La profezia di Noah Lyles sull’arroganza del basket USA: i Mondiali gli hanno dato ragione
"Campione del mondo di cosa?". Quando il velocista americano, Noah Lyles, pronunciò questa frase parlando dell'ego smisurato della NBA nel mettersi in testa una corona d'alloro che va ben oltre i confini degli States (o della franchigia canadese dei Toronto Raptors), finì nel mirino della critica per aver ridimensionato l'ambito della pallacanestro a stelle e strisce.

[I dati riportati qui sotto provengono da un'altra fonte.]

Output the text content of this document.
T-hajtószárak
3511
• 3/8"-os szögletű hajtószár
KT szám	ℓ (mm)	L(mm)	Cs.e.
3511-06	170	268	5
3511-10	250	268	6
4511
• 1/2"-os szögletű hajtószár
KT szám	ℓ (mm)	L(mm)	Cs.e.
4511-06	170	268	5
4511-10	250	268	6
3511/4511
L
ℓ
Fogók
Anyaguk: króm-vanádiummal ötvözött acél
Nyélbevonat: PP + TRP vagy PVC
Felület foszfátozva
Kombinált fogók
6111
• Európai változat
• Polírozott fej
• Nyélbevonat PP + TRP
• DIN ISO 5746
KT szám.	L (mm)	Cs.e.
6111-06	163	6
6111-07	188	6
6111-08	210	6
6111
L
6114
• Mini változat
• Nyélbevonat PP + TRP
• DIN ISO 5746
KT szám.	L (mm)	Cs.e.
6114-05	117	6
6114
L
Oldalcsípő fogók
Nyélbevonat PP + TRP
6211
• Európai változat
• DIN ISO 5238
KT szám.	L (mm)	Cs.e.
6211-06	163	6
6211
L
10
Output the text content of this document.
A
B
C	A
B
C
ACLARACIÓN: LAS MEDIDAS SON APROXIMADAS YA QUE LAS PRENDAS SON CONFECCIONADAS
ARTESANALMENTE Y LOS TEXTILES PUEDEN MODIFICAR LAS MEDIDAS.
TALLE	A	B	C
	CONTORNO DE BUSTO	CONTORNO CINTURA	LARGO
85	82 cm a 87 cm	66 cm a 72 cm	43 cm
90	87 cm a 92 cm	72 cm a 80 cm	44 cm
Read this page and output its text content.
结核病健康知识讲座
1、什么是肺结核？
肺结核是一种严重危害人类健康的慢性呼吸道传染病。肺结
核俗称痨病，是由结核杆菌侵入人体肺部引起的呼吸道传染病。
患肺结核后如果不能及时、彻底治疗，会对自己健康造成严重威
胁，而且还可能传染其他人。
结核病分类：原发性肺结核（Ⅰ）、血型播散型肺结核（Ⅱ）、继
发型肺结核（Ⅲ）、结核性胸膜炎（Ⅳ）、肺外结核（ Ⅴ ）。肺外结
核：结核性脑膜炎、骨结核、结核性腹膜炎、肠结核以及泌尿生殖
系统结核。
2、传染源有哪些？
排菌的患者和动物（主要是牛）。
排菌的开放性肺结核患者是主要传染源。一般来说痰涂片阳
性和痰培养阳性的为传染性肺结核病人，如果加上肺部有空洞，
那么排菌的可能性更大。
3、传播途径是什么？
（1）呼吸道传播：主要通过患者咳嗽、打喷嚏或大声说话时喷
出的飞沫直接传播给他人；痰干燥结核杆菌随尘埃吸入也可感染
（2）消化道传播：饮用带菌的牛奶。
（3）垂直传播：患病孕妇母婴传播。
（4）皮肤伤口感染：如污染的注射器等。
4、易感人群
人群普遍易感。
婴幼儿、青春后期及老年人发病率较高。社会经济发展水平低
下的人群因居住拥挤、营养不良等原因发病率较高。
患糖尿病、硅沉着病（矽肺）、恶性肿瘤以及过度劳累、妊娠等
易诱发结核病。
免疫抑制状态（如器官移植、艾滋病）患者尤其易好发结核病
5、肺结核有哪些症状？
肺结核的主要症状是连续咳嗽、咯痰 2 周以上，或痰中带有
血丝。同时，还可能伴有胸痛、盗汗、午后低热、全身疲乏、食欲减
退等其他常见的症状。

"Qualcuno aiuti questo fratello", scrisse Kevin Durant (Phoenix Suns) sui social alimentando il dibattito su quella opinione. Il suo intervento fece da capofila a molti altri dello stesso tenore. Ma oggi, dopo la sconfitta e l'eliminazione del Team Usa per mano della Germania ai Mondiali di Basket (la finale sarà tedeschi contro Serbia) quelle parole, bollate come un sacrilegio, tornano in auge con prepotente efficacia, a mo' di esempio e profezia.
Lyles riconosceva sì il grande valore agonistico e sportivo del campionato, elogiandone molti giocatori e la capacità di attrarre i più forti talenti al mondo, ma chiarì che c'era un aspetto della questione equivoci, forse eccessivo: la squadra che conquista il titolo nel torneo di basket Usa non può, per quelle ragioni poc'anzi esposte, impugnare lo scettro di vincitore iridato assoluto. Per lui era (ed è) qualcosa di inaccettabile, ingiusto. E spiegò perché, partendo da un punto fermo: la NBA resta pur sempre un torneo nazionale.
Lo fece da sprinter che aveva infilato al collo ben 3 medaglie d'oro ai Mondiali di Atletica leggera disputati di recente in Ungheria: nei 100 (con il tempo di 9″83, migliore prestazione iridata stagionale), nei 200 e nella staffetta 4×100 metri ha brandito tra le mani i metalli preziosi lasciando alle spalle, in alcuni casi con distacchi abissali, avversari provenienti da tutte le nazioni.
Sai cosa mi fa più male? – disse in conferenza stampa -. Quando guardo le finali NBA e leggo sulle teste dei vincitori ‘campioni del mondo… Campione del mondo di cosa? Degli Stati Uniti?
Non era uno sberleffo. Pur esplicando quel concetto con accenti ironici, non stava né mancando di rispetto né rinnegava le tradizioni sportive del proprio Paese. Il suo ragionamento era un po' più articolato e si fondava su un concetto essenziale.
Non fraintendetemi, adoro gli Stati Uniti – aggiunse -. Ma gli Stati Uniti non sono il mondo! Il mondo siamo noi, qui (ai mondiali di atletica, ndr). Qui abbiamo praticamente i concorrenti di tutte le nazionalità che cercano di lottare e tenere alta la propria bandiera. Non ci sono bandiere nella NBA.